2. Agravo interno desprovido.
(AgInt nos EDcl no AREsp n. 1.956.083/RJ, relator Ministro Raul Araújo, Quarta Turma, julgado em 3/10/2022, DJe de 21/10/2022.)
(...)
Percebe-se, então, que o órgão julgador adotou de forma adequada a jurisprudência do STJ no sentido de que, embora seja possível a apresentação de pedido genérico quanto ao valor da reparação dos danos materiais na hipótese de impossibilidade de determinar as consequências do ato ou do fato, não pode ser indeterminado quanto ao próprio direito à reparação em si, ou seja, a pretensão autoral deve estar corretamente individualizada, constando na inicial elementos que permitam, no decorrer do processo, a adequada quantificação do prejuízo patrimonial.
Veja-se:
PROCESSUAL CIVIL. AGRAVO INTERNO NO RECURSO ESPECIAL. AÇÃO DE INDENIZAÇÃO POR DANOS MATERIAIS E COMPENSAÇÃO POR DANOS MORAIS. DECISÃO QUE INDEFERIU EM PARTE A PETIÇÃO INICIAL. FUNDAMENTO DO ACÓRDÃO NÃO IMPUGNADO. SÚMULA 283/STF. INÉPCIA DA INICIAL. PEDIDO INDETERMINADO QUANTO AO PRÓPRIO DIREITO À REPARAÇÃO EM SI. HARMONIA ENTRE O ACÓRDÃO RECORRIDO E A JURISPRUDÊNCIA DO STJ.
1. Ação de indenização por danos materiais e compensação por danos morais no bojo da qual foi proferida decisão indeferindo em parte a petição inicial.
2. A existência de fundamento do acórdão recorrido não impugnado - quando suficiente para a manutenção de suas conclusões - impede a apreciação do recurso especial.
3. Embora seja possível a apresentação de pedido genérico quanto ao valor da reparação dos danos materiais na hipótese de impossibilidade de determinar as consequências do ato ou do fato, não pode ser indeterminado quanto ao próprio direito à reparação em si, ou seja, a pretensão autoral deve estar corretamente individualizada, constando na inicial elementos que permitam, no decorrer do processo, a adequada quantificação do prejuízo patrimonial.

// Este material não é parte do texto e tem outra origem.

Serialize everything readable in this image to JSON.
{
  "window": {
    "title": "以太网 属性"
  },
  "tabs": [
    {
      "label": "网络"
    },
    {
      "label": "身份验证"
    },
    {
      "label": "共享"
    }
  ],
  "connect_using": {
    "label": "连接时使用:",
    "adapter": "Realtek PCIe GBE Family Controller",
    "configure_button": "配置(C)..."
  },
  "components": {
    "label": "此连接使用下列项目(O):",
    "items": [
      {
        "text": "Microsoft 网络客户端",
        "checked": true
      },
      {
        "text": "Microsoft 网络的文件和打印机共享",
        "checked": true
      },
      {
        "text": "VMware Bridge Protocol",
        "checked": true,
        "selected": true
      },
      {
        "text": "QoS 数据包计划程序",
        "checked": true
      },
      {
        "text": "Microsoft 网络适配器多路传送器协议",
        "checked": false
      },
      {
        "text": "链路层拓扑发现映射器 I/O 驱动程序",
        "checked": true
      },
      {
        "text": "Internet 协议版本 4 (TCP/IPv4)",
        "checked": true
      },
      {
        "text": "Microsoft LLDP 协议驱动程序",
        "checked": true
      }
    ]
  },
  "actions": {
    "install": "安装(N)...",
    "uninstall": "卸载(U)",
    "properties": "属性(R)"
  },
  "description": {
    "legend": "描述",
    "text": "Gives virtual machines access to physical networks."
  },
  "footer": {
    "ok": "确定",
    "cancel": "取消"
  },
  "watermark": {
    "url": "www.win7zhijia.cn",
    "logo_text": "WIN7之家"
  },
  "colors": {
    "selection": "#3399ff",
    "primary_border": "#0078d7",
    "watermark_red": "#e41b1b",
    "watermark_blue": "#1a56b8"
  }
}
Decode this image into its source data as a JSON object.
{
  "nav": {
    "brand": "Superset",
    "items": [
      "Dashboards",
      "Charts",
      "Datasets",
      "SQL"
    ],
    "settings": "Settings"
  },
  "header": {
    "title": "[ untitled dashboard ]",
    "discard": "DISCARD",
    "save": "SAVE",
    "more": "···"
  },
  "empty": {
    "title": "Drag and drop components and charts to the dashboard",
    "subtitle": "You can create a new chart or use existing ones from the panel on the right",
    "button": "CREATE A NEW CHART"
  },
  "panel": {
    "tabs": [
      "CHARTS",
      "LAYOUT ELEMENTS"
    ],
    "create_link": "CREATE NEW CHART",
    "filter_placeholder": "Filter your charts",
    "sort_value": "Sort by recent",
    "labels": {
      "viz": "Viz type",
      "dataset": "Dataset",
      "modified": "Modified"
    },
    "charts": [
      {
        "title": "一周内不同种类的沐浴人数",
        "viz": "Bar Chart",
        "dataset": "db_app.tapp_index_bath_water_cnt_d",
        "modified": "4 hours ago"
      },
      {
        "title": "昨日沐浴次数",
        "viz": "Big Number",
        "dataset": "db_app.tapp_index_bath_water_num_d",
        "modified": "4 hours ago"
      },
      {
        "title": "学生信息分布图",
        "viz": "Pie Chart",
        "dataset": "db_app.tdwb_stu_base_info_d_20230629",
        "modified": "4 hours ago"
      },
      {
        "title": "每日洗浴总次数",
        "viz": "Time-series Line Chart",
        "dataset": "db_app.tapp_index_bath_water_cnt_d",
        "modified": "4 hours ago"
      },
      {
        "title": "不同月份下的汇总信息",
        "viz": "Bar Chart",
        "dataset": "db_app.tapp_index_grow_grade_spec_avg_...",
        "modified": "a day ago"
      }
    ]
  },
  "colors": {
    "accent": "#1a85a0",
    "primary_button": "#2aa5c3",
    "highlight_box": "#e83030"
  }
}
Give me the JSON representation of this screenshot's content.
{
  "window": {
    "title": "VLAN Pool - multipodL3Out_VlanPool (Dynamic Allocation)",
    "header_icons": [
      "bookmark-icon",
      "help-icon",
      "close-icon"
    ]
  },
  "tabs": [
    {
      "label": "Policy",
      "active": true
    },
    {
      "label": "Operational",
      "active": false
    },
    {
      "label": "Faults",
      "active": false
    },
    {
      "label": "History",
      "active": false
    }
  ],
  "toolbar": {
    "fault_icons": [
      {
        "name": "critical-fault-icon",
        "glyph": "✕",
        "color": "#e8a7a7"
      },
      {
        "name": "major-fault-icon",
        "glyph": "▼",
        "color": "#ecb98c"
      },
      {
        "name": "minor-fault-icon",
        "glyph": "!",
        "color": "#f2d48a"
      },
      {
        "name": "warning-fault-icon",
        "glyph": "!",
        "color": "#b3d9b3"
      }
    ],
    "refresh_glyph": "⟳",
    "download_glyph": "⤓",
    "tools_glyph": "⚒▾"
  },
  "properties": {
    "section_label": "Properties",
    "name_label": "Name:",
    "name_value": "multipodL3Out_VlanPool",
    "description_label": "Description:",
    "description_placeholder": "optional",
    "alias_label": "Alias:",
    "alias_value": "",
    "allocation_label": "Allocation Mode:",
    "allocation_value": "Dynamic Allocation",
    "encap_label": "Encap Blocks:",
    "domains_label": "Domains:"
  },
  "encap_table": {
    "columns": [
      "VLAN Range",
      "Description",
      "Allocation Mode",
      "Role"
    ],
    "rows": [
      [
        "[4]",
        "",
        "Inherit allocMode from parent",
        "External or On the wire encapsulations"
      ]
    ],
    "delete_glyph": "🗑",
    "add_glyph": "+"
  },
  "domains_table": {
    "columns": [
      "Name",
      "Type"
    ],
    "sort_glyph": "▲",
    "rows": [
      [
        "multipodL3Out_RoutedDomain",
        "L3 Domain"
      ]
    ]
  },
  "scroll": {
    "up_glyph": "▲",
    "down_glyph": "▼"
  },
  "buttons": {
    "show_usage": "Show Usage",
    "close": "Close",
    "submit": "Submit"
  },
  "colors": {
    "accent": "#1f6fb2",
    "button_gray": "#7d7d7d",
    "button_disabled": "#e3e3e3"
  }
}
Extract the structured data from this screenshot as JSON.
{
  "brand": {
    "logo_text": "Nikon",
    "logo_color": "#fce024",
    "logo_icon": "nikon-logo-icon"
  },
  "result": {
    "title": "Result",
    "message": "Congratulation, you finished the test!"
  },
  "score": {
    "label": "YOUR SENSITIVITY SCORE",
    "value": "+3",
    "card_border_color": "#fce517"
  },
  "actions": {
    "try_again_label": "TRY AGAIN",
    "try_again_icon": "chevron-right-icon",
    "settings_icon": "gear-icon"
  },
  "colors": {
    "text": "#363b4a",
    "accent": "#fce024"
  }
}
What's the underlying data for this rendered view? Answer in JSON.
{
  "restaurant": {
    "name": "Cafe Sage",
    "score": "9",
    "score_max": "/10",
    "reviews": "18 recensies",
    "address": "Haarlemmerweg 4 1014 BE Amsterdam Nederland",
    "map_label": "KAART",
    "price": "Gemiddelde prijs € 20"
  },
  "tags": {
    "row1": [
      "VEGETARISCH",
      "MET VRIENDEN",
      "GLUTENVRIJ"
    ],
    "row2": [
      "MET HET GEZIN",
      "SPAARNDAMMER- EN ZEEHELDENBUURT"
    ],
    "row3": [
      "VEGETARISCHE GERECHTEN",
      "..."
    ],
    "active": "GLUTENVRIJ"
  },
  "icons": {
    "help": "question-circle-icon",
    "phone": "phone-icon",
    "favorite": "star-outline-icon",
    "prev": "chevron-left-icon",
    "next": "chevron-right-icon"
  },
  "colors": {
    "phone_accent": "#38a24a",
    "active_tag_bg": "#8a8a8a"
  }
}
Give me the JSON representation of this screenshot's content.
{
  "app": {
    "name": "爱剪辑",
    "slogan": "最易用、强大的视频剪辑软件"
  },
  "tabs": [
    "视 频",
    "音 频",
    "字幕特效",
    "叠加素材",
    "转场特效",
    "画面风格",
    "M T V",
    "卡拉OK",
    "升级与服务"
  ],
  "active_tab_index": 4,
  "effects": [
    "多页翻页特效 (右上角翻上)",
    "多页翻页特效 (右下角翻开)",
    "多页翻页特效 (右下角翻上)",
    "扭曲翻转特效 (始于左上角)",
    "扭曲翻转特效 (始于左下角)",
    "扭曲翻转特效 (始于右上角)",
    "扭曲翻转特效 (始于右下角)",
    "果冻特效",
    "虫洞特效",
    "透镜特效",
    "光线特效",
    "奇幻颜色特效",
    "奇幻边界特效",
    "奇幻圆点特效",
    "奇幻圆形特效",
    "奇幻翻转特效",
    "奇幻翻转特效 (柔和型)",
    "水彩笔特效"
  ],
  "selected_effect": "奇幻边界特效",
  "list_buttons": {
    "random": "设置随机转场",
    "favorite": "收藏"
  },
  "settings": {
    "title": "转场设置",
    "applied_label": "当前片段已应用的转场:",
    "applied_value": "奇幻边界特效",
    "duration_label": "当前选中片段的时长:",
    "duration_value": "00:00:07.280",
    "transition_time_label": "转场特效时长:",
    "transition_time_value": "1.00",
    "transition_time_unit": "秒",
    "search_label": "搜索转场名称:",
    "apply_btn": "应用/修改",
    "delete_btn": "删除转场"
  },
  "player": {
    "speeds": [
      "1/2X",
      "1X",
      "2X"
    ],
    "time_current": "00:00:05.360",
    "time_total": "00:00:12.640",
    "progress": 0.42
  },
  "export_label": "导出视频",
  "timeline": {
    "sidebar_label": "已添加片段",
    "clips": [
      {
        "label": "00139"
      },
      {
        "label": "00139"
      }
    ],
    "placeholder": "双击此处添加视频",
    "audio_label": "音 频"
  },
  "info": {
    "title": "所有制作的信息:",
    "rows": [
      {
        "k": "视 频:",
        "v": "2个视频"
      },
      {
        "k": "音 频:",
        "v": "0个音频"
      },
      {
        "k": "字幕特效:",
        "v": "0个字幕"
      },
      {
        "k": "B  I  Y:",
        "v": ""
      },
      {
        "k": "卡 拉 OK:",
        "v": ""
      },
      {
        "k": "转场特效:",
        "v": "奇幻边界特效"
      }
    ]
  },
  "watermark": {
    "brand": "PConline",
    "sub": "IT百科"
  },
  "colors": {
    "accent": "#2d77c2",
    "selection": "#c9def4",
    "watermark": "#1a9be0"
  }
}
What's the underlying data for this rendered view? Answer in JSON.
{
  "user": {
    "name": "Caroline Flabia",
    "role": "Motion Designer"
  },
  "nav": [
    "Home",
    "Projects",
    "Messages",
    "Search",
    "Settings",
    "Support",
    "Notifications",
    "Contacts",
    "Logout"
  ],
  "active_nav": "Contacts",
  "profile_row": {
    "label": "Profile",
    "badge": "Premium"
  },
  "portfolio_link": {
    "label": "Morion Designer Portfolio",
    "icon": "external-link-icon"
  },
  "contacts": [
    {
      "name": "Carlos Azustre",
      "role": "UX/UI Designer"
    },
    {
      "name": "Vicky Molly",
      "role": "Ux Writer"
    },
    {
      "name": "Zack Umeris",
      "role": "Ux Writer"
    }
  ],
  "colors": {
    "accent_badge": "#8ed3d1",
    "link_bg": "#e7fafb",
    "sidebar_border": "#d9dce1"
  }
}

A ausência de indicação objetiva, no pedido, dos danos que o autor pretende ver reparados pelo réu inviabiliza o direito de defesa e a própria ação, conduzindo à extinção do processo sem resolução do mérito. Precedentes.
4. Agravo interno no recurso especial não provido.
(AgInt no REsp 1837342/PR. Ministra NANCY ANDRIGHI. TERCEIRA TURMA. DJe 07/05/2020)
Desse modo, então, incide à hipótese o Enunciado n. 83 da Súmula do STJ: “Não se conhece do recurso especial pela divergência, quando a orientação do tribunal se firmou no mesmo sentido da decisão recorrida”.
Por fim, de acordo com jurisprudência pacífica do STJ, a inadmissão do recurso especial pela alínea 'a' do inciso III do art. 105 da CRFB/1988 prejudica a apreciação do dissídio jurisprudencial, impedindo, portanto, a admissão recursal pela alínea 'c'.
Ante o exposto, INADMITO o recurso especial.